The Game is a puzzle picture, and beyond its premise there isn't much you can divulge without giving the show away. I'm not one of those critics who like to write Stop reading now if you plan to see this movie, so I'm tempted to wrap things up right now and tell you The Game is an awfully silly movie that takes itself awfully seriously.
The director, David Fincher, previously brought us Seven, a gross-out hit that impressed the kind of people who like their paranoia engineered rock-video-style. Seven also took itself awfully seriously. Its grody visuals resembled a new-style fashion-freak show, with carnage applied like mascara.
In The Game, Fincher pulls back from the total gross-out but sustains a tone of aggravated anxiety. Hitchcock could have done this material and still made its perversities pleasurable. Fincher doesn't go that route. He wants us to feel clammy and unnerved--unclean.
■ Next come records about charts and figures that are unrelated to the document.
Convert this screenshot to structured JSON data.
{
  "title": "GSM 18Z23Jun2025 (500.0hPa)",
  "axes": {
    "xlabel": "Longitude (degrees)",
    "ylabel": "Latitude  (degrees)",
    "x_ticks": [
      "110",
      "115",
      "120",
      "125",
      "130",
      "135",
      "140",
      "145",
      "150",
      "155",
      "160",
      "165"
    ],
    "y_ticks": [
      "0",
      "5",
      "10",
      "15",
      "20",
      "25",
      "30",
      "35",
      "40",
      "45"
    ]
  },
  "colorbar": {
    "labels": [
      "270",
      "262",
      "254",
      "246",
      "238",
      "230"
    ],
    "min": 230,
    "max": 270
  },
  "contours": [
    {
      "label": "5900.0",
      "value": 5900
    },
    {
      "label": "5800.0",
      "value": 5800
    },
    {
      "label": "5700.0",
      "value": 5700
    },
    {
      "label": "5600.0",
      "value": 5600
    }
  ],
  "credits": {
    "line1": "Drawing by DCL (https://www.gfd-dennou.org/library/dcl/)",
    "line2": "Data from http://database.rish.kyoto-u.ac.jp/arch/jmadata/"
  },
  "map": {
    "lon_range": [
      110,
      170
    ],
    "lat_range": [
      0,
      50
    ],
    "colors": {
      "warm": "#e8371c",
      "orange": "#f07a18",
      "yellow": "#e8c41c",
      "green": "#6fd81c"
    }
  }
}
Michael Douglas plays the super-rich San Francisco financier Nicholas Van Orton, divorced and lonely in his palatial estate with only his maid Ilsa (Carroll Baker) to talk to. Conrad (Sean Penn), back from a few years in London, pops up on his brother Nicholas' birthday proffering a gift certificate for an outfit called Consumer Recreation Service. "Make your life fun," says Conrad, and soon Nicholas, a bit guiltily, is checking out his gift.
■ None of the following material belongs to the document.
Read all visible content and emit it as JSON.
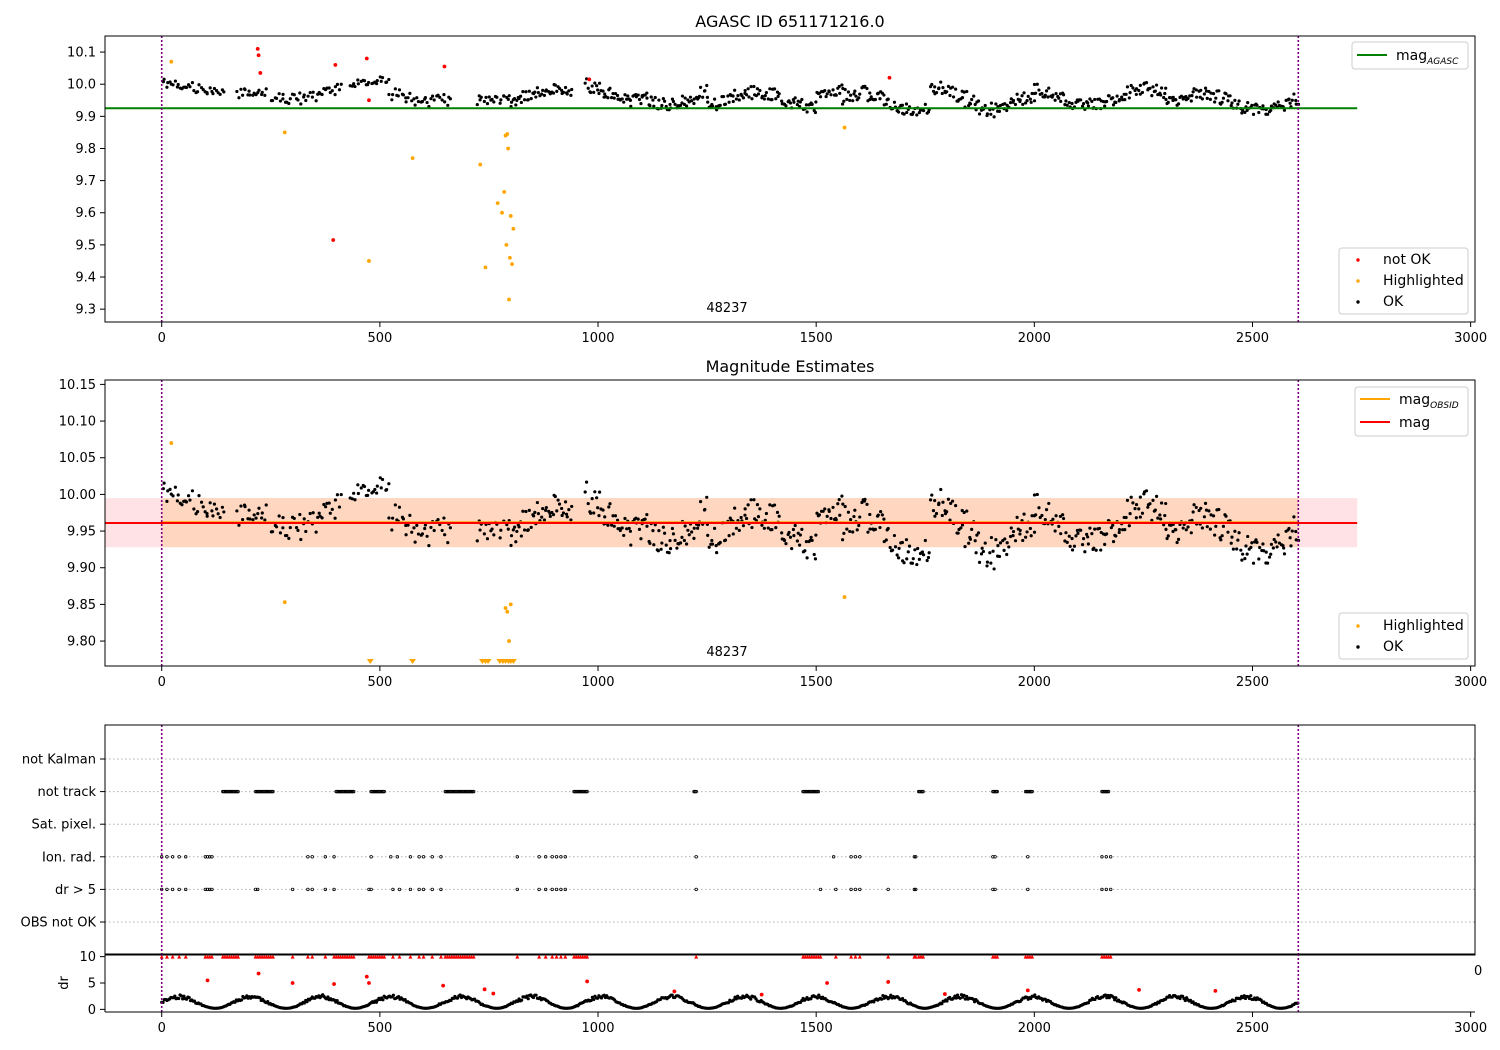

"We're like an experiential Book of the Month Club," says the CRS exec (James Rebhorn) who convinces Nicholas to take the company physical and personality questionnaire. (Sample entry: "Do you sometimes hurt small animals?") As it turns out, The Game--what CRS is selling--turns your life into a cross between a scavenger hunt and Heart of Darkness. Nick's bro isn't named Conrad for nothing.
Nicholas is a control freak nursing a great hurt--as a little boy he watched his father, at 48, jump off a roof to his death. The little boy is now 48, and, metaphorically at least, the question is: Will he jump into the unknown? By entering into The Game, he's about to confront his worst fears of letting go. If all this is too Psych 101 for you, I could go on, but...
Douglas starts out the film as a kind of depresso variation on his Gordon Gecko from Wall Street. Nicholas looks like money, but he doesn't appear to enjoy it very much. He cruelly downsizes a children's book publisher (Armin Mueller-Stahl) who once knew his father; he spends altogether too much time on his cellular phone. He's a Scrooge in line for a comeuppance, but, in true '90s fashion, he's also someone we're meant to admire. He does, after all, wear thousand-dollar shoes.
If the script for The Game were wittier, we might enjoy seeing Nicholas get it--while still rooting for him. But The Game is worked out so implausibly that you never have the feeling you're being handed the right pieces of the puzzle. Screenwriters John Brancato and Michael Ferris also wrote The Net, another paranoiac spree that didn't add up.
There's a good, unexplored idea built into the The Game. When Nicholas hooks up with a waitress at his private club (Deborah Kara Unger), the newfound craziness of his life enters her life. It's like a sick joke about relationships--you can't help tripping over the other person's baggage. I wish Fincher wasn't such a scold. He has a gift for creepiness, but he doesn't lighten up--that's not what artists are supposed to do.
But The Manchurian Candidate was kicky and creepy at the same time. On a smaller scale, so is Conspiracy Theory, which keeps the audience on edge as much for its jumble of tones as its jumble of plot. Paranoia doesn't have to be as stiff-backed as Fincher makes it. Mimic, for example, directed by the amazingly talented Guillermo Del Toro, has some scare images--such as the giant winged bug speeding Mira Sorvino into the maw of a subway tunnel--that are as poetically unsettling as anything in the best silent-horror movies. It's paranoia confirmed.
By contrast, the processed paranoia of The Game goes down easy--that's why it's processed. When this Game is over, it's really over.